The confirmed death toll was at least 250 and climbing, officials said. Five hundred more were wounded, many critically. More than 100 one-story homes and shops were destroyed by the blasts.
Rescue workers set up tents on a highway between the cities of Dohuk and Mosul to house the wounded after health ministry officials said area hospitals were full. The area of devastation in one of the villages measured a half-mile in diameter.
“We cannot identify at least 60 bodies for which there is evidence because there’s nothing but strips of flesh as a result of the strength of the blast,” said Dakhil Qassim, the mayor of the Sinjar district, where the two towns are located. “I do not expect the rescue teams to finish their search for bodies today.”

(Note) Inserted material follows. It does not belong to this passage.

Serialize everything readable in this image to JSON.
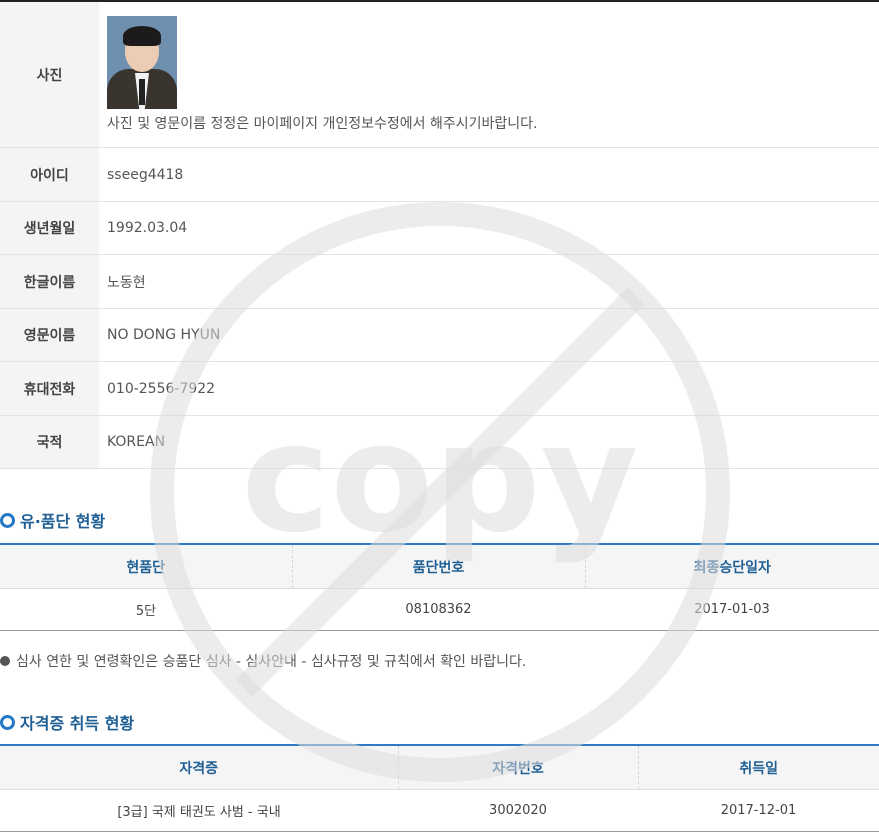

Dr. Ziryan Othman, the minister of health for the Kurdistan region, likened the devastation to a natural disaster.
“What took place in Tal al Azizziyah and Sheikh Khadar was a vast volcano in humanitarian terms that shook the area,” he said. “Many of the injured are in need of in-depth treatment.”
The expected death toll dwarfs Iraq’s previous deadliest series of bombings, which killed 215 people in Baghdad’s Shiite Muslim enclave of Sadr City on Nov. 23.
It was unclear how the explosions, which struck two villages nearly simultaneously in the early evening, fit into Iraq’s quilt of political and ethnic rivalries.
U.S. officials blamed al Qaida in Iraq, a Sunni Muslim extremist group that has targeted American troops, Iraqi government forces and Shiite Muslim civilians. Iraqi Prime Minister Nouri al Maliki, a Shiite, blamed Sunni extremists. Kurdish officials said the blast was part of the jockeying between Kurds and Arabs for control of northern Iraq, though Nineveh province lies outside the Kurdish autonomous region.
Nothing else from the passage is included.